The A arte Invernizzi gallery opened on Tuesday 23 May 2017 a solo exhibition of works by François Morellet, a leading figure in international art since the 1950s. The gallery’s collaboration with the French artist started with Dadamaino Morellet Uecker, its inaugural exhibition in 1994. Over the years, it has led to many solo exhibitions both in Italy and abroad and now, a year since the death of the great master, this exhibition intended to put the spotlight on his unique and highly personal approach to the creation of art, retracing the last decade of his artistic career.

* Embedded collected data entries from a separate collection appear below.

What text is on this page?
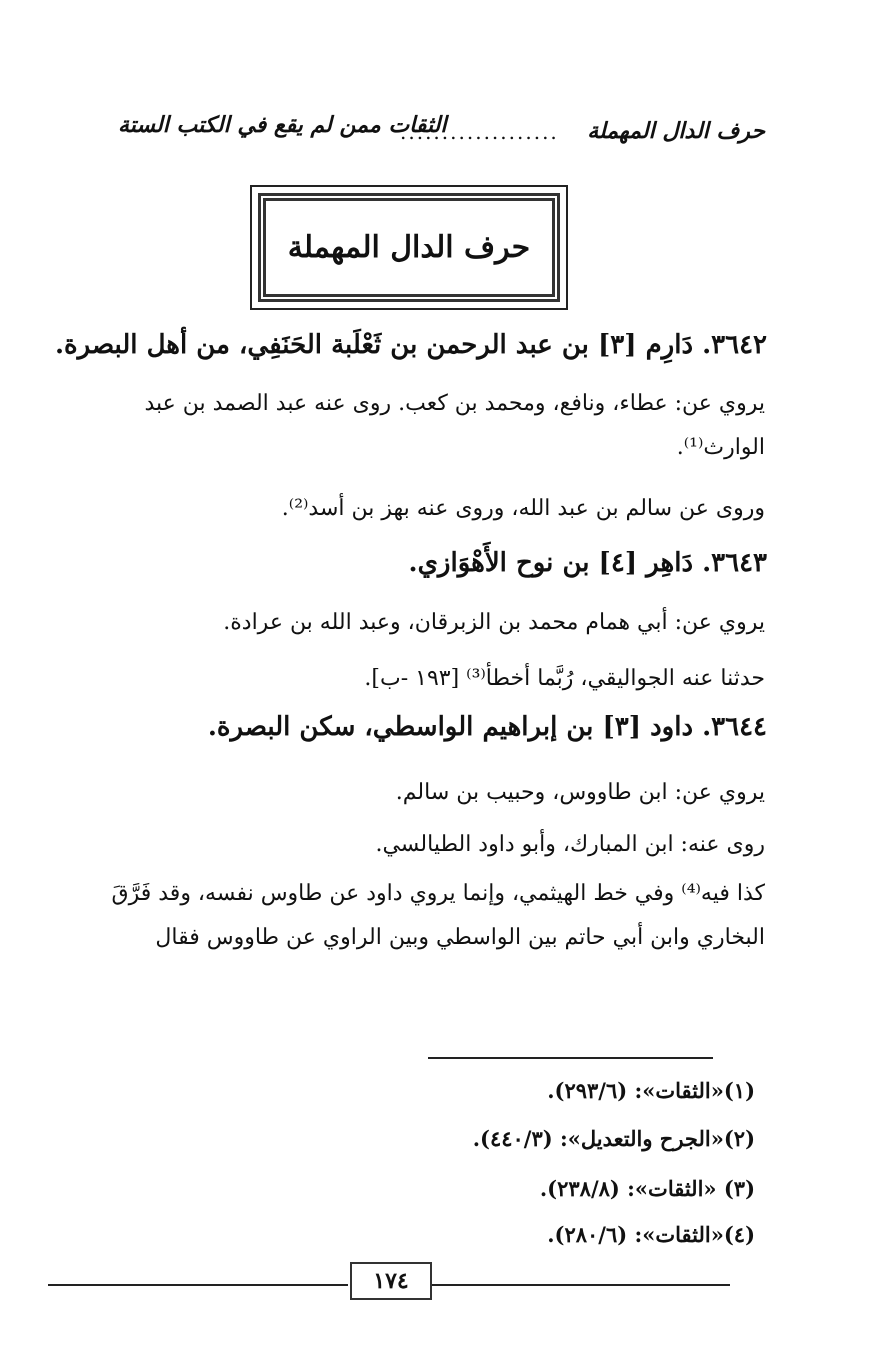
حرف الدال المهملة
...................
الثقات ممن لم يقع في الكتب الستة
حرف الدال المهملة
٣٦٤٢. دَارِم [٣] بن عبد الرحمن بن ثَعْلَبة الحَنَفِي، من أهل البصرة.
يروي عن: عطاء، ونافع، ومحمد بن كعب. روى عنه عبد الصمد بن عبد الوارث⁽¹⁾.
وروى عن سالم بن عبد الله، وروى عنه بهز بن أسد⁽²⁾.
٣٦٤٣. دَاهِر [٤] بن نوح الأَهْوَازي.
يروي عن: أبي همام محمد بن الزبرقان، وعبد الله بن عرادة.
حدثنا عنه الجواليقي، رُبَّما أخطأ⁽³⁾ [١٩٣ -ب].
٣٦٤٤. داود [٣] بن إبراهيم الواسطي، سكن البصرة.
يروي عن: ابن طاووس، وحبيب بن سالم.
روى عنه: ابن المبارك، وأبو داود الطيالسي.
كذا فيه⁽⁴⁾ وفي خط الهيثمي، وإنما يروي داود عن طاوس نفسه، وقد فَرَّقَ البخاري وابن أبي حاتم بين الواسطي وبين الراوي عن طاووس فقال
(١)«الثقات»: (٢٩٣/٦).
(٢)«الجرح والتعديل»: (٤٤٠/٣).
(٣) «الثقات»: (٢٣٨/٨).
(٤)«الثقات»: (٢٨٠/٦).
١٧٤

The last works he made in 2016 could be seen in the first room on the upper floor. These formed part of his “3D concertant” series, in which the main broken black lines along different angles permeate the white space of the canvas and lead the eye towards an optical illusion of the third dimension. The combination of systematic precision and an insatiable curiosity for experimentation, which appears throughout Morellet’s art, is also clear to see in the “Desarcticulation” series (2012). Here the surfaces and painted semicircle come together and overlap on two different canvases placed together, concealing reality with geometry and opening up to multiple visual avenues.
By means of a combination of dissimilar visual solutions, of which the titles are a fundamental component, François Morellet creates a sense of continuous disorientation, which leads to ambivalent visions, as in the case of Lunatique neonly 4 quarts n. 11 (2002). Here the neon tubes, the shapes of which suggest four segments of the same circle, intersect on the canvas, which is also circular, and end up in a wry play of visual cross-references and perceptive illusions.

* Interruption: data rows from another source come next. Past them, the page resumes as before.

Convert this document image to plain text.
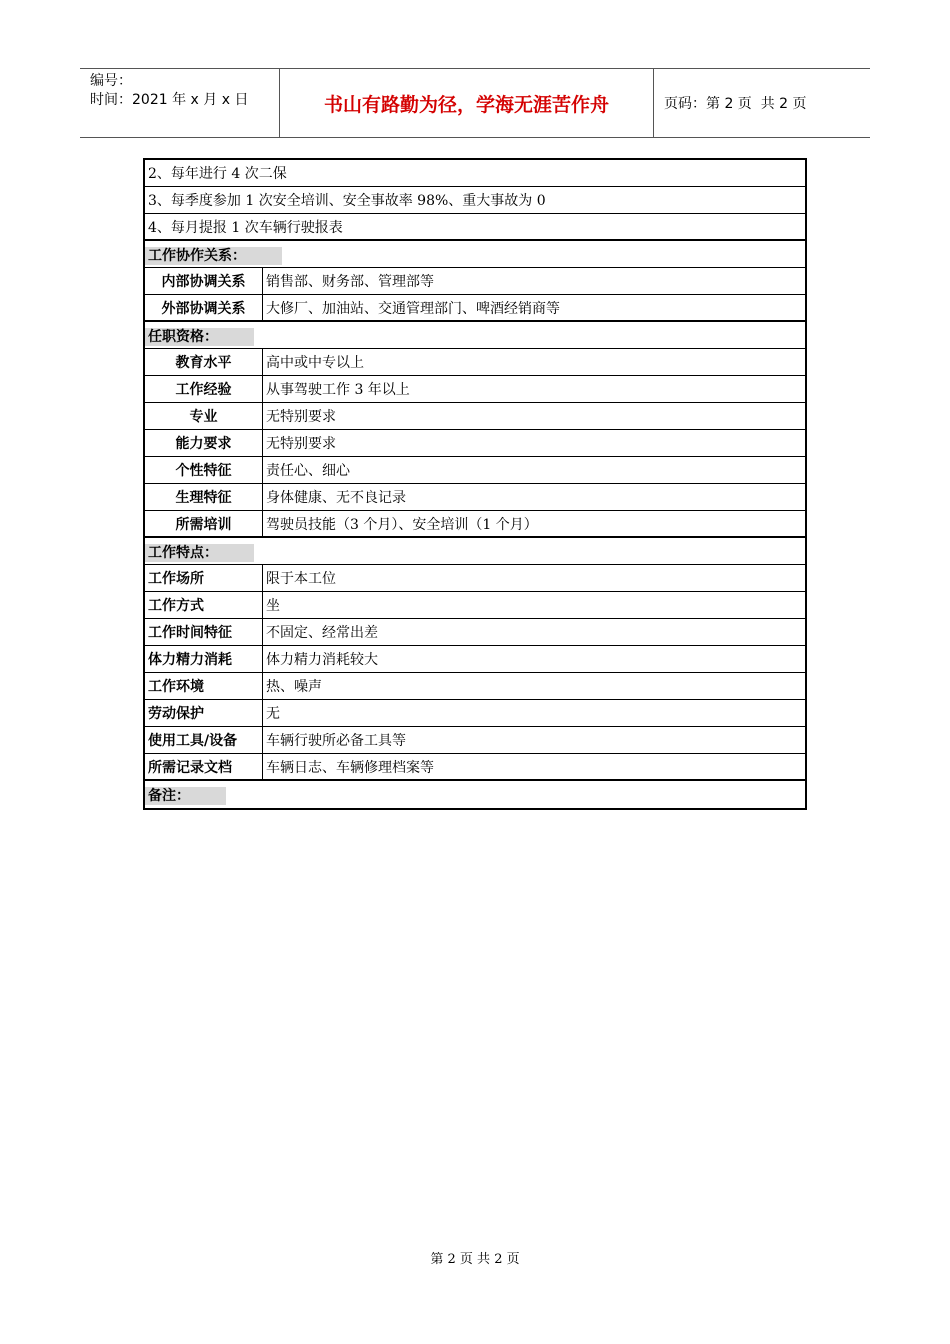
编号：
时间：2021 年 x 月 x 日	书山有路勤为径，学海无涯苦作舟	页码：第 2 页  共 2 页
2、每年进行 4 次二保
3、每季度参加 1 次安全培训、安全事故率 98%、重大事故为 0
4、每月提报 1 次车辆行驶报表
工作协作关系：
内部协调关系	销售部、财务部、管理部等
外部协调关系	大修厂、加油站、交通管理部门、啤酒经销商等
任职资格：
教育水平	高中或中专以上
工作经验	从事驾驶工作 3 年以上
专业	无特别要求
能力要求	无特别要求
个性特征	责任心、细心
生理特征	身体健康、无不良记录
所需培训	驾驶员技能（3 个月）、安全培训（1 个月）
工作特点：
工作场所	限于本工位
工作方式	坐
工作时间特征	不固定、经常出差
体力精力消耗	体力精力消耗较大
工作环境	热、噪声
劳动保护	无
使用工具/设备	车辆行驶所必备工具等
所需记录文档	车辆日志、车辆修理档案等
备注：
第 2 页 共 2 页
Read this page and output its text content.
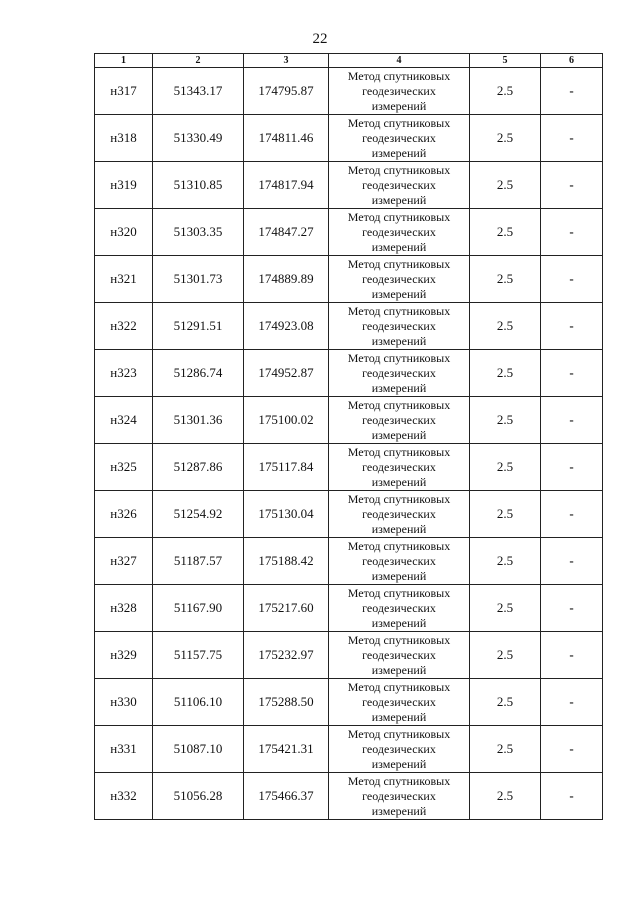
22
1	2	3	4	5	6
н317	51343.17	174795.87	Метод спутниковых
геодезических
измерений	2.5	-
н318	51330.49	174811.46	Метод спутниковых
геодезических
измерений	2.5	-
н319	51310.85	174817.94	Метод спутниковых
геодезических
измерений	2.5	-
н320	51303.35	174847.27	Метод спутниковых
геодезических
измерений	2.5	-
н321	51301.73	174889.89	Метод спутниковых
геодезических
измерений	2.5	-
н322	51291.51	174923.08	Метод спутниковых
геодезических
измерений	2.5	-
н323	51286.74	174952.87	Метод спутниковых
геодезических
измерений	2.5	-
н324	51301.36	175100.02	Метод спутниковых
геодезических
измерений	2.5	-
н325	51287.86	175117.84	Метод спутниковых
геодезических
измерений	2.5	-
н326	51254.92	175130.04	Метод спутниковых
геодезических
измерений	2.5	-
н327	51187.57	175188.42	Метод спутниковых
геодезических
измерений	2.5	-
н328	51167.90	175217.60	Метод спутниковых
геодезических
измерений	2.5	-
н329	51157.75	175232.97	Метод спутниковых
геодезических
измерений	2.5	-
н330	51106.10	175288.50	Метод спутниковых
геодезических
измерений	2.5	-
н331	51087.10	175421.31	Метод спутниковых
геодезических
измерений	2.5	-
н332	51056.28	175466.37	Метод спутниковых
геодезических
измерений	2.5	-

On the lower floor of the gallery we found works from the “π piquant neonly” series (2005-2007), in which the neon tubes break free from the limits imposed by the perimeter of the canvas and take shape freely in space. The white and blue lights are constituent elements of these works. The straight lines follow each other in broken or continuous alignments, acquiring constructive value also on the formal level, and this leads to the potential for conscious perception, even though filled with a persistent sense of ambiguity.

On the occasion of the exhibition a bilingual catalogue has been published with illustrations of the works on display, an essay by Massimo Donà, a poem by Carlo Invernizzi and updated bio-bibliographical notes.